The runtime uses a pool threads to handle long-running file I/O operations. These are shared among all virtual hosts and queues. Every active file I/O operation uses one async thread while it is occurring. Having too few async threads can therefore hurt performance.
Note that the situation with async threads is not exactly analogous to the situation with file handles. If a queue executes a number of I/O operations in sequence it will perform best if it holds onto a file handle for all the operations; otherwise we may flush and seek too much and use additional CPU orchestrating it. However, queues do not benefit from holding an async thread across a sequence of operations (in fact they cannot do so).
Therefore there should ideally be enough file handles for all the queues that are executing streams of I/O operations, and enough async threads for the number of simultaneous I/O operations your storage layer can plausibly execute.
It's less obvious when a lack of async threads is causing performance problems. (It's also less likely in general; check for other things first!) Typical symptoms of too few async threads include the number of I/O operations per second dropping to zero (as reported by the management plugin) for brief periods when the server should be busy with persistence, while the reported time per I/O operation increases.

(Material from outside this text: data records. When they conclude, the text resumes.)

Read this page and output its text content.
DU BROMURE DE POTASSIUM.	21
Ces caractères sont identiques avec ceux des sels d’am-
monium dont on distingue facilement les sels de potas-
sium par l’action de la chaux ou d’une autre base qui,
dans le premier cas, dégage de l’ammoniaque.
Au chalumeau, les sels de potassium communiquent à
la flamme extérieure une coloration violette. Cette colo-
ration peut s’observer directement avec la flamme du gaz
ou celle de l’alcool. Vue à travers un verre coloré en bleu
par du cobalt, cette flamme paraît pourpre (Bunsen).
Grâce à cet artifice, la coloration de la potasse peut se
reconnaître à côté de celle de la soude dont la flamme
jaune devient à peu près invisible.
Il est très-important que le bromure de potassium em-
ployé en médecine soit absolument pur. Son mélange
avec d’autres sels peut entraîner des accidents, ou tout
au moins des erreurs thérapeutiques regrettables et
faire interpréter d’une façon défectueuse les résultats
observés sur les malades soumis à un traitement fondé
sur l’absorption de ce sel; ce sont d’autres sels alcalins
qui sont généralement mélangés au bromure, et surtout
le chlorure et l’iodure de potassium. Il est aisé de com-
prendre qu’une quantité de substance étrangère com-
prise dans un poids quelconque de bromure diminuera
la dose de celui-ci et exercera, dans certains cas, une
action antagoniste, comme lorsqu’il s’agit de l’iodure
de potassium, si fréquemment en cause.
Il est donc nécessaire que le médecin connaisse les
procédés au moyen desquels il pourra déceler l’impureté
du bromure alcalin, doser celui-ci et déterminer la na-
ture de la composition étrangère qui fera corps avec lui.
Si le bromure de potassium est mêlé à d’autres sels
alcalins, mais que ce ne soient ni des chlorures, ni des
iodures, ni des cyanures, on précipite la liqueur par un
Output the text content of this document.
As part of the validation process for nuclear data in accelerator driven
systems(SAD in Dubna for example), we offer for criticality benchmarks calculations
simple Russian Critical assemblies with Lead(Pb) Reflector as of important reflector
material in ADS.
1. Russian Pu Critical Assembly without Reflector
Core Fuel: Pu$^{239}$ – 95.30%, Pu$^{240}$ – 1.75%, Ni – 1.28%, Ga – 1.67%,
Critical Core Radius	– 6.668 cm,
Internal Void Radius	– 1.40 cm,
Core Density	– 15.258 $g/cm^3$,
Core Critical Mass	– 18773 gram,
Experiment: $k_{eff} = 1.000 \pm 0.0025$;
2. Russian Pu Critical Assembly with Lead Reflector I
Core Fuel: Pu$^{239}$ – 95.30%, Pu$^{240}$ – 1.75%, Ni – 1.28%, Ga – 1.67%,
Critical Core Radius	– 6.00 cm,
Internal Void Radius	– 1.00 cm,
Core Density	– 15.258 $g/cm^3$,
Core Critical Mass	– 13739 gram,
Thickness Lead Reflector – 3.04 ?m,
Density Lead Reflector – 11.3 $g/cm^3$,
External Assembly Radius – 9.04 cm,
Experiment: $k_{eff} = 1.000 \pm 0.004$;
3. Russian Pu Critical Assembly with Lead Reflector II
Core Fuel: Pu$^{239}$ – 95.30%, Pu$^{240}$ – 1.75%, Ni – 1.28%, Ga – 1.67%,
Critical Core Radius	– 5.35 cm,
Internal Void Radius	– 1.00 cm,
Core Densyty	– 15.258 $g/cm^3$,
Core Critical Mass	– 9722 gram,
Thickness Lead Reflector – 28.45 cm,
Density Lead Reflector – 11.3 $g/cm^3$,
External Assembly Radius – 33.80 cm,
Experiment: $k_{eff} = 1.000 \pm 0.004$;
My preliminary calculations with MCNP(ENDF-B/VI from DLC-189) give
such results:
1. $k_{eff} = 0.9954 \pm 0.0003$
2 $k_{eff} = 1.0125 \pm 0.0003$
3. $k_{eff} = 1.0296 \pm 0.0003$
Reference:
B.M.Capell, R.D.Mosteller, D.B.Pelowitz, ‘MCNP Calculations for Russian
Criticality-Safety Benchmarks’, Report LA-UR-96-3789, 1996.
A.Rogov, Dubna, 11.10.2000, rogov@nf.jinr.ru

The number of async threads is configured by the
+A runtime flag. It is likely to be a good idea to experiment with several different values before changing this.
As mentioned above, each message which is written to the message store uses a small amount of memory for its index entry. The message store index is pluggable in RabbitMQ, and other implementations are available as plugins which can remove this limitation.
The reason they are not shipped with the RabbitMQ distribution is that they all use native code. Note that such plugins typically make the message store run more slowly.